Sure, Milbank calls Bill Schneider an “independent commentator” but Milbank must know that Schneider is considered by many to be biased. Putting his comment next to Ann Coulter, a certifiable nut case, I think was done by Milbank with a wink and a nod.

Milbank surely knows that CJR’s Campaign Desk pointed out that Schneider is anything but.

First, Schneider — whose own credentials as a “neutral” include his employment as a fellow at the conservative American Enterprise Institute and a book co-authored with the now largely discredited foreign policy analyst Richard Perle — makes clear that he agrees with Hastert. Al Qaeda, Schneider says, “would very much like to defeat President Bush.” Schneider, like Hastert, can believe whatever he wants. But in his alleged role as a supposed non-partisan analyst, he might think twice before endorsing a charge as incendiary as Hastert’s in front of millions of viewers.

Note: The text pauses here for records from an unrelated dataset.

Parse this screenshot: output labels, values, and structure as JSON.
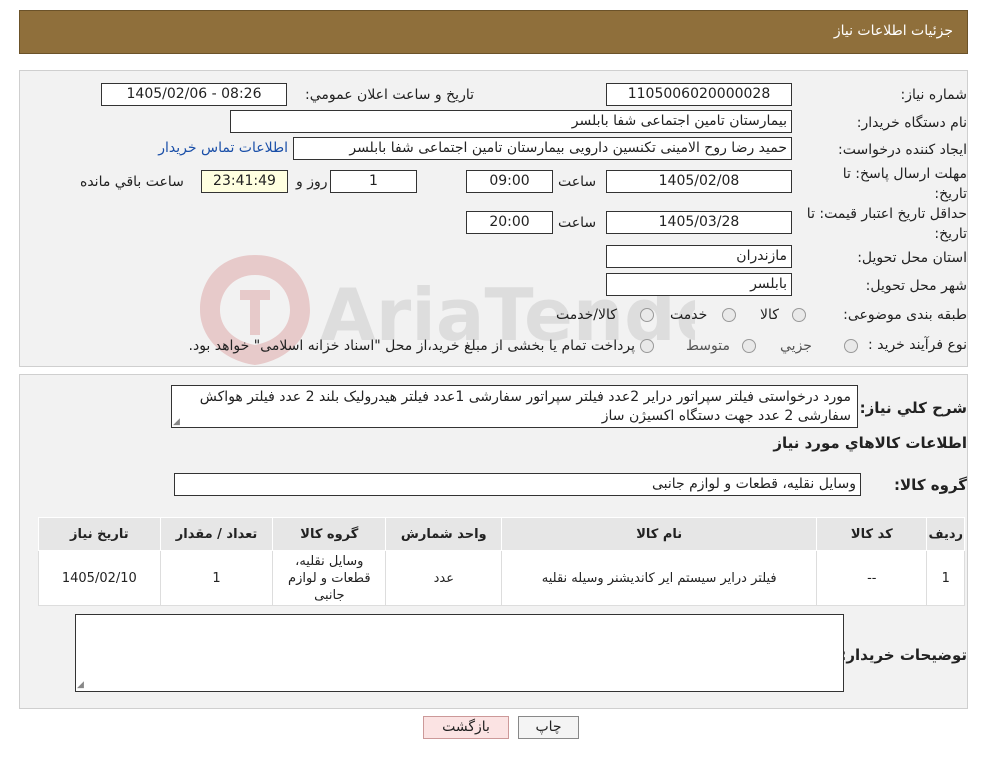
{
  "header": {
    "title": "جزئیات اطلاعات نیاز"
  },
  "watermark": {
    "text": "AriaTender.neT"
  },
  "form": {
    "need_number_label": "شماره نیاز:",
    "need_number": "1105006020000028",
    "announce_label": "تاریخ و ساعت اعلان عمومي:",
    "announce_value": "1405/02/06 - 08:26",
    "buyer_org_label": "نام دستگاه خریدار:",
    "buyer_org": "بیمارستان تامین اجتماعی شفا بابلسر",
    "creator_label": "ایجاد کننده درخواست:",
    "creator": "حمید رضا روح الامینی تکنسین دارویی بیمارستان تامین اجتماعی شفا بابلسر",
    "contact_link": "اطلاعات تماس خریدار",
    "reply_deadline_label": "مهلت ارسال پاسخ: تا تاریخ:",
    "reply_date": "1405/02/08",
    "time_label": "ساعت",
    "reply_time": "09:00",
    "days_value": "1",
    "days_label": "روز و",
    "remaining_time": "23:41:49",
    "remaining_label": "ساعت باقي مانده",
    "validity_label": "حداقل تاریخ اعتبار قیمت: تا تاریخ:",
    "validity_date": "1405/03/28",
    "validity_time": "20:00",
    "province_label": "استان محل تحویل:",
    "province": "مازندران",
    "city_label": "شهر محل تحویل:",
    "city": "بابلسر",
    "category_label": "طبقه بندی موضوعی:",
    "category_options": [
      "کالا",
      "خدمت",
      "کالا/خدمت"
    ],
    "purchase_type_label": "نوع فرآیند خرید :",
    "purchase_options": [
      "جزیي",
      "متوسط"
    ],
    "purchase_note": "پرداخت تمام یا بخشی از مبلغ خرید،از محل \"اسناد خزانه اسلامی\" خواهد بود."
  },
  "description": {
    "label": "شرح کلي نیاز:",
    "text": "مورد درخواستی فیلتر سپراتور درایر 2عدد فیلتر سپراتور سفارشی 1عدد فیلتر هیدرولیک بلند 2 عدد فیلتر هواکش سفارشی 2 عدد جهت دستگاه اکسیژن ساز",
    "items_title": "اطلاعات کالاهاي مورد نیاز",
    "group_label": "گروه کالا:",
    "group_value": "وسایل نقلیه، قطعات و لوازم جانبی"
  },
  "table": {
    "headers": [
      "ردیف",
      "کد کالا",
      "نام کالا",
      "واحد شمارش",
      "گروه کالا",
      "تعداد / مقدار",
      "تاریخ نیاز"
    ],
    "rows": [
      [
        "1",
        "--",
        "فیلتر درایر سیستم ایر کاندیشنر وسیله نقلیه",
        "عدد",
        "وسایل نقلیه، قطعات و لوازم جانبی",
        "1",
        "1405/02/10"
      ]
    ]
  },
  "notes": {
    "label": "توضیحات خریدار:",
    "value": ""
  },
  "buttons": {
    "print": "چاپ",
    "back": "بازگشت"
  },
  "colors": {
    "header": "#8f6f3b",
    "back_button": "#fbe3e3",
    "link": "#1a4fa8"
  }
}
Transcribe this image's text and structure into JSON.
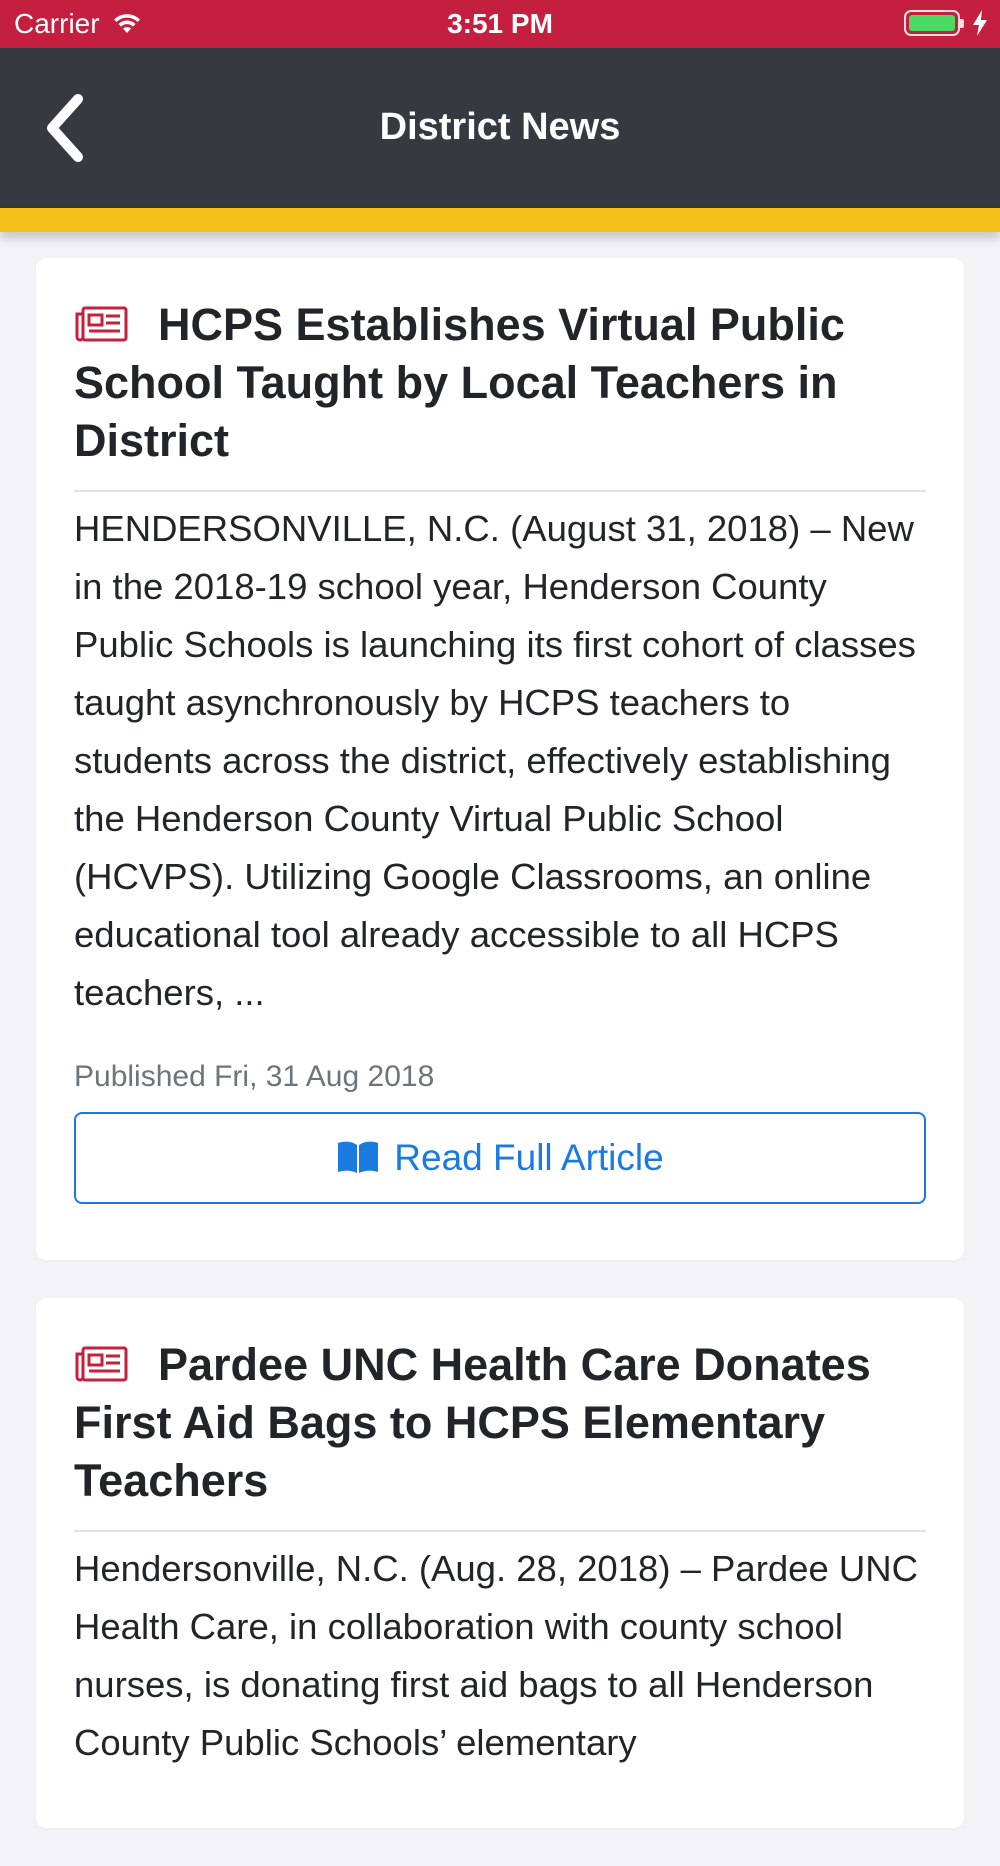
{
  "status_bar": {
    "carrier": "Carrier",
    "time": "3:51 PM",
    "icons": [
      "wifi-icon",
      "battery-icon",
      "charging-bolt-icon"
    ]
  },
  "nav": {
    "title": "District News",
    "back_icon": "chevron-left-icon"
  },
  "colors": {
    "status_bar": "#c41f3e",
    "nav_bar": "#343a40",
    "accent": "#f5c018",
    "icon_red": "#c41f3e",
    "link_blue": "#1a7ae0"
  },
  "articles": [
    {
      "icon": "newspaper-icon",
      "title": "HCPS Establishes Virtual Public School Taught by Local Teachers in District",
      "body": "HENDERSONVILLE, N.C. (August 31, 2018) – New in the 2018-19 school year, Henderson County Public Schools is launching its first cohort of classes taught asynchronously by HCPS teachers to students across the district, effectively establishing the Henderson County Virtual Public School (HCVPS). Utilizing Google Classrooms, an online educational tool already accessible to all HCPS teachers, ...",
      "published": "Published Fri, 31 Aug 2018",
      "button_label": "Read Full Article",
      "button_icon": "open-book-icon"
    },
    {
      "icon": "newspaper-icon",
      "title": "Pardee UNC Health Care Donates First Aid Bags to HCPS Elementary Teachers",
      "body": "Hendersonville, N.C. (Aug. 28, 2018) – Pardee UNC Health Care, in collaboration with county school nurses, is donating first aid bags to all Henderson County Public Schools’ elementary"
    }
  ]
}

To be sure, in the latter part of his comments, Schneider seemed to realize this, and tacked abruptly to the left, claiming that Hastert was merely trying to argue that, in the event of a terror attack before the election, voters would rally around the president. That’s a far cry from saying that al Qaeda wants Kerry to win. Unfortunately, it’s also a far cry from what Hastert actually said. In short, after first endorsing what Hastert had to say, Schneider completely reinvented Hastert’s point — to make it seem less objectionable.

More than one John Kerry partisan has argued that al Qaeda might want President Bush re-elected, given that his prosecution of the war on terror has been a boon to terrorist recruitment efforts. But it’s hard to imagine a “neutral” political analyst on any major news outlet feeling confident enough to express agreement with such a darkly conspiratorial view. For some reason, though, the reverse is perfectly acceptable.

Another Bush Flip-Flop

Bush backed away from saying the CIA was “just guessing” in a gloomy July forecast for Iraq, but again dismissed the US intelligence community’s warnings that the country might at best only cling to tenuous stability.

“This is a report that talks about possibilities about what can happen in Iraq, not probabilities. I used an unfortunate word, ‘guess.’ I should have used, ‘estimate,” he said.

“The CIA came and said, ‘This is a possibility, this is a possibility, and this is a possibility.’ But what’s important for the American people to hear is reality,” said Bush.

Link

Kerry should ignore this, just like the Bush campaign ignores Kerry when he explains or clarifies his position. “Just guessing” should be repeated at every chance. It could be used sarcastically, such as “Bush thinks things are going well in Iraq. I think he’s out of touch with reality. I don’t know that for sure. I’m just guessing.”

Update: Kevin Drum thinks it’s not so much a “misspeak” by Bush but a “misthink” or more precisely, a “nothink.”

Another Bush Flip-Flop

Bush backed away from saying the CIA was “just guessing” in a gloomy July forecast for Iraq, but again dismissed the US intelligence community’s warnings that the country might at best only cling to tenuous stability.

“This is a report that talks about possibilities about what can happen in Iraq, not probabilities. I used an unfortunate word, ‘guess.’ I should have used, ‘estimate,” he said.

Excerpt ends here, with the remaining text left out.